De la même manière, nous avons supposé que cette conséquence était celle qui donnait un caractère global à la confrontation, puisque ses séquelles allaient avoir un impact sur toute la planète. Ainsi, le clash était bien plus qu'un affrontement de l'Ukraine avec la Russie et même des USA et de l'OTAN avec la Russie.

En ce sens, à la différence de la Seconde Guerre mondiale où les USA attendirent jusqu'au bout une débâcle de l'Union soviétique face à l'armée nazie avant de faire irruption à la mi-1944 alors que l’issue finale du conflit après la victoire soviétique à Stalingrad en février 1943 était indiscutable et catégorique, le « nouveau débarquement de Normandie » exprimé en soutien au coup d'État en Ukraine en 2014 a été le détonateur d'une guerre d'expansion qui dure déjà depuis 8 ans.

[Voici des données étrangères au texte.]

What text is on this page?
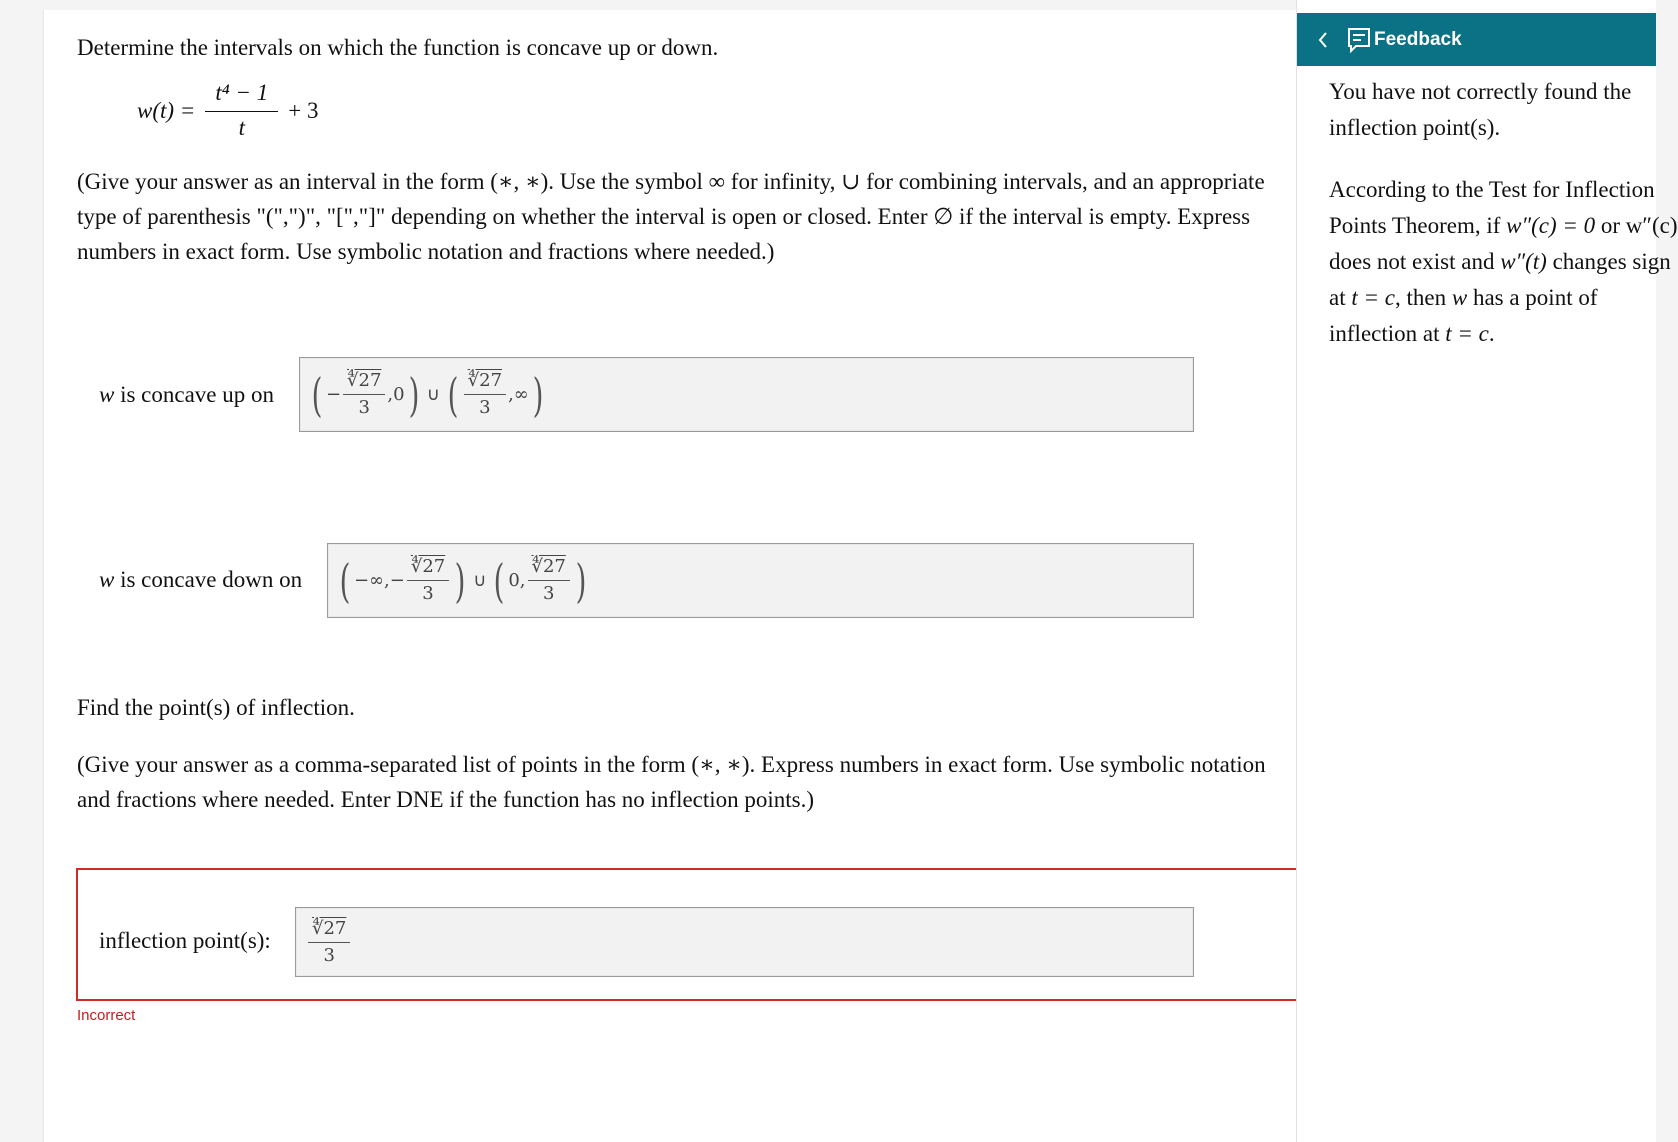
Determine the intervals on which the function is concave up or down.
$w(t) = \frac{\text{t⁴ − 1}}{t} + 3$

(Give your answer as an interval in the form (∗, ∗). Use the symbol ∞ for infinity, ∪ for combining intervals, and an appropriate type of parenthesis "(",")", "[","]" depending on whether the interval is open or closed. Enter ∅ if the interval is empty. Express numbers in exact form. Use symbolic notation and fractions where needed.)

w is concave up on ( − $\frac{∜27}{3} ,0$ ) ∪ ( ∜27
3
,∞ )
w is concave down on ( −∞,− $\frac{∜27}{3}$ ) ∪ ( 0,
∜27
3 )
Find the point(s) of inflection.

(Give your answer as a comma-separated list of points in the form (∗, ∗). Express numbers in exact form. Use symbolic notation and fractions where needed. Enter DNE if the function has no inflection points.)

inflection point(s): ∜27
3
Incorrect
Feedback

You have not correctly found the inflection point(s).

According to the Test for Inflection
Points Theorem, if w″(c) = 0 or w″(c)
does not exist and w″(t) changes sign
at t = c, then w has a point of
inflection at t = c.
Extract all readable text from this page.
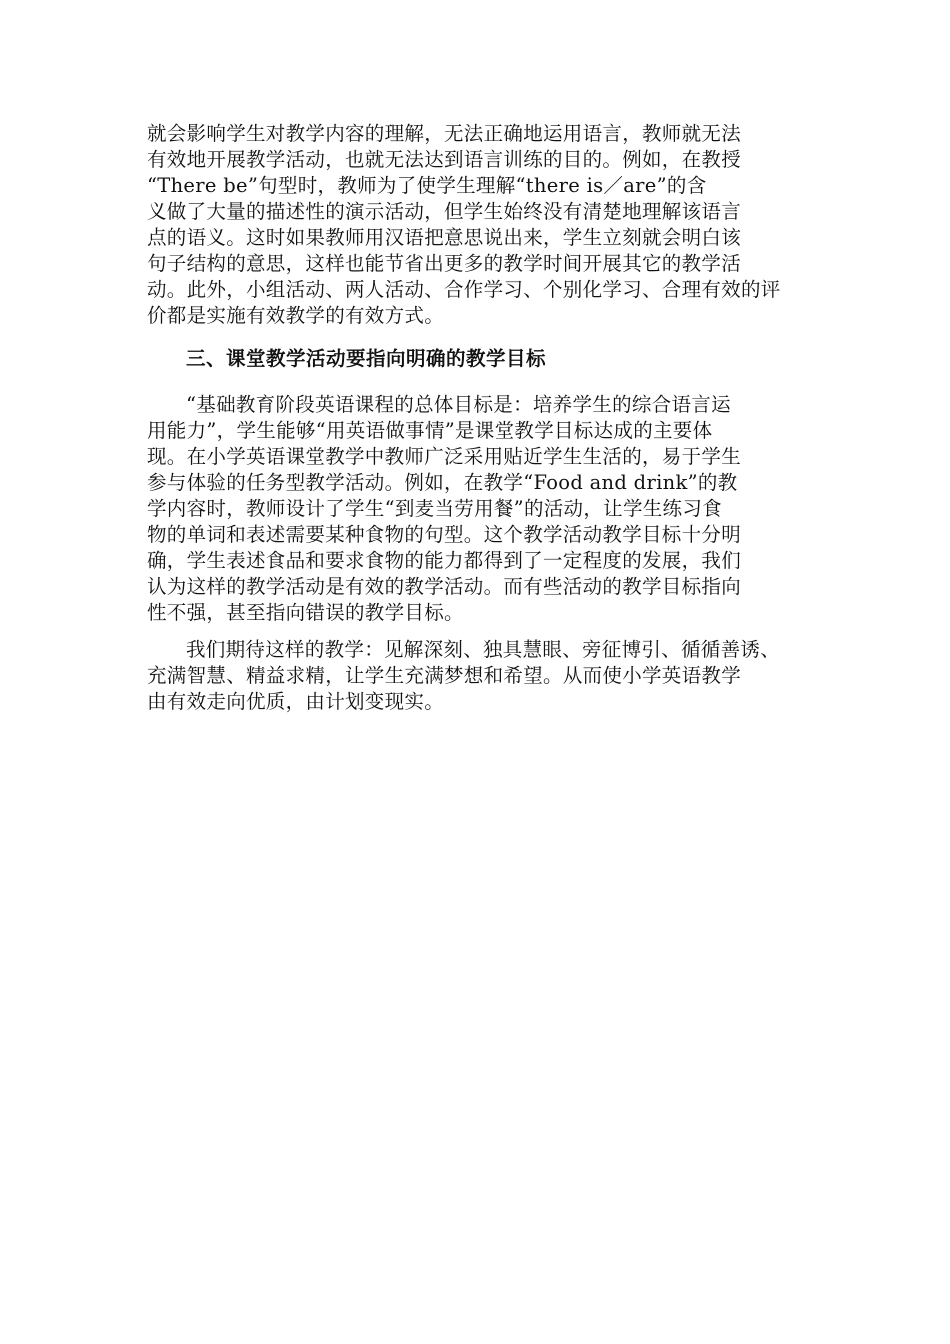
就会影响学生对教学内容的理解，无法正确地运用语言，教师就无法
有效地开展教学活动，也就无法达到语言训练的目的。例如，在教授
“There be”句型时，教师为了使学生理解“there is／are”的含
义做了大量的描述性的演示活动，但学生始终没有清楚地理解该语言
点的语义。这时如果教师用汉语把意思说出来，学生立刻就会明白该
句子结构的意思，这样也能节省出更多的教学时间开展其它的教学活
动。此外，小组活动、两人活动、合作学习、个别化学习、合理有效的评
价都是实施有效教学的有效方式。
三、课堂教学活动要指向明确的教学目标
“基础教育阶段英语课程的总体目标是：培养学生的综合语言运
用能力”，学生能够“用英语做事情”是课堂教学目标达成的主要体
现。在小学英语课堂教学中教师广泛采用贴近学生生活的，易于学生
参与体验的任务型教学活动。例如，在教学“Food and drink”的教
学内容时，教师设计了学生“到麦当劳用餐”的活动，让学生练习食
物的单词和表述需要某种食物的句型。这个教学活动教学目标十分明
确，学生表述食品和要求食物的能力都得到了一定程度的发展，我们
认为这样的教学活动是有效的教学活动。而有些活动的教学目标指向
性不强，甚至指向错误的教学目标。
我们期待这样的教学：见解深刻、独具慧眼、旁征博引、循循善诱、
充满智慧、精益求精，让学生充满梦想和希望。从而使小学英语教学
由有效走向优质，由计划变现实。
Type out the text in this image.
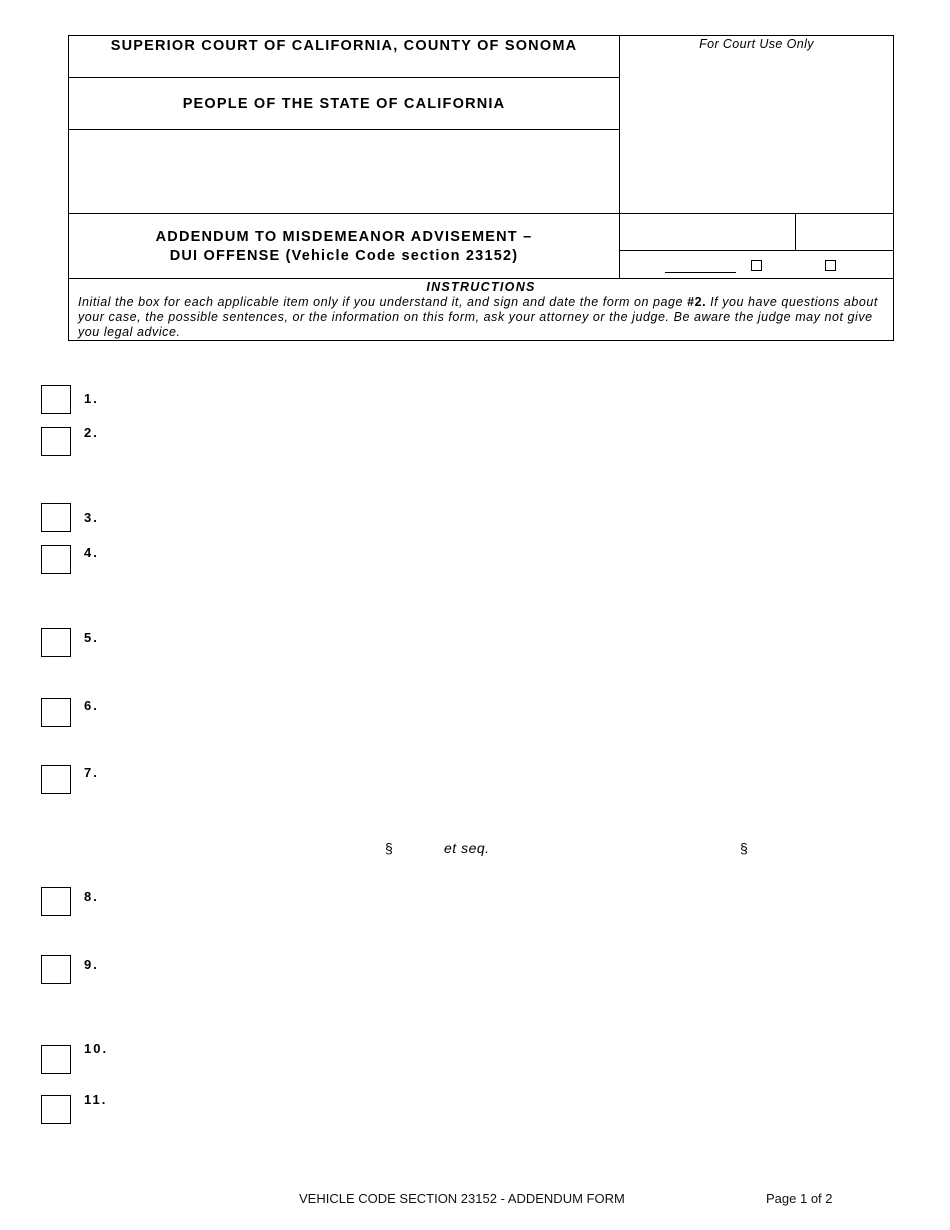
SUPERIOR COURT OF CALIFORNIA, COUNTY OF SONOMA
PEOPLE OF THE STATE OF CALIFORNIA
For Court Use Only
ADDENDUM TO MISDEMEANOR ADVISEMENT –
DUI OFFENSE (Vehicle Code section 23152)
INSTRUCTIONS
Initial the box for each applicable item only if you understand it, and sign and date the form on page #2. If you have questions about your case, the possible sentences, or the information on this form, ask your attorney or the judge. Be aware the judge may not give you legal advice.
1.
2.
3.
4.
5.
6.
7.
§	et seq.	§
8.
9.
10.
11.
VEHICLE CODE SECTION 23152 - ADDENDUM FORM	Page 1 of 2
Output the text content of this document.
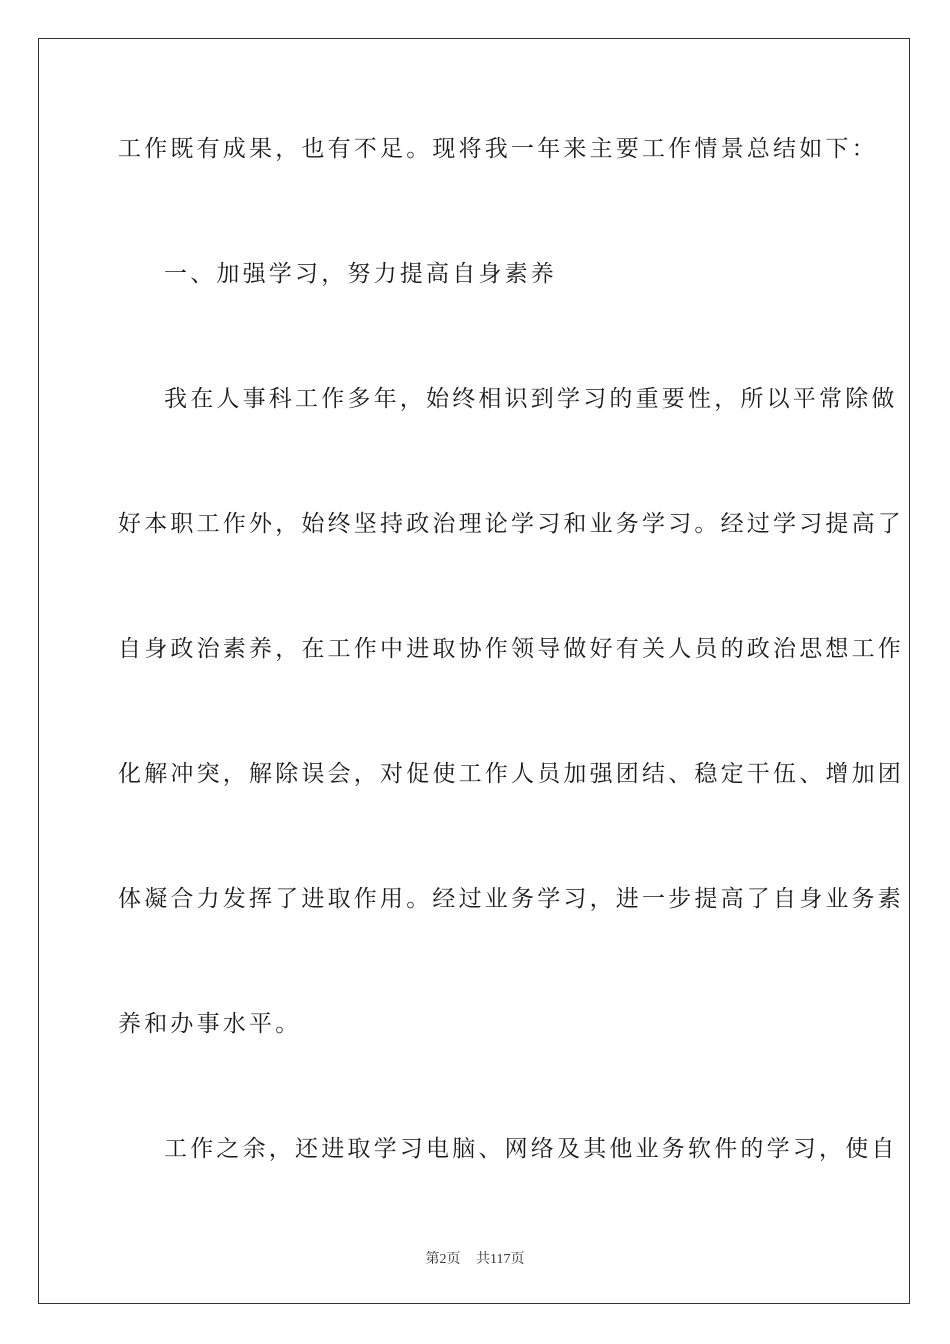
工作既有成果，也有不足。现将我一年来主要工作情景总结如下：
一、加强学习，努力提高自身素养
我在人事科工作多年，始终相识到学习的重要性，所以平常除做
好本职工作外，始终坚持政治理论学习和业务学习。经过学习提高了
自身政治素养，在工作中进取协作领导做好有关人员的政治思想工作
化解冲突，解除误会，对促使工作人员加强团结、稳定干伍、增加团
体凝合力发挥了进取作用。经过业务学习，进一步提高了自身业务素
养和办事水平。
工作之余，还进取学习电脑、网络及其他业务软件的学习，使自
第2页 共117页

Au cours de cette période, les USA ont non seulement soutenu l'extermination de la population russophone de l'est de l'Ukraine, mais ont également coopéré au démantèlement des forces armées de ce pays pour en faire un organe d'exécution sous mandat des organisations nazies qui, avec l'appui du gouvernement de ce pays, ont commencé à « otaniser » cette composante armée pour en faire un bélier de l'expansion de l'OTAN, structure militaire terroriste qui menace toute l'humanité.

La réponse obligatoire de la Russie pour la sauvegarde de l'intégrité physique des habitants des territoires opprimés a en outre ajouté comme objectifs la dénazification et la démilitarisation de l'Ukraine, reprenant ainsi les objectifs convenus par les puissances victorieuses de la Seconde Guerre mondiale à l'égard de l'Allemagne, lorsqu'elles se sont réunies dans la ville allemande de Potsdam entre le 17 juillet et le 2 août 1945.

À la fin de la rencontre, le président usaméricain s'est empressé de retourner à Washington pour - seulement quelques jours plus tard - ordonner le lancement de bombes atomiques sur les villes inoffensives d'Hiroshima et Nagasaki alors que le Japon s'était déjà rendu. De cette façon, il a subordonné - par le fait le plus horrible de l'histoire de l'humanité - l'empire japonais défait et désarmé, qui est resté jusqu'à ce jour couplé au dispositif militaire et politique des USA.

Avec l'Europe, les USA ont été plus subtils : ils ont eu recours à l'achat des volontés des élites européennes en créant pour cela le soi-disant Plan Marshall, instrument plus susceptible que la bombe atomique d'être divulgué par Hollywood comme expression des « valeurs coopératives » usaméricaines. Mais le but était le même, de sorte que l'Europe est devenue un outil utile de la volonté de Washington de dominer le monde.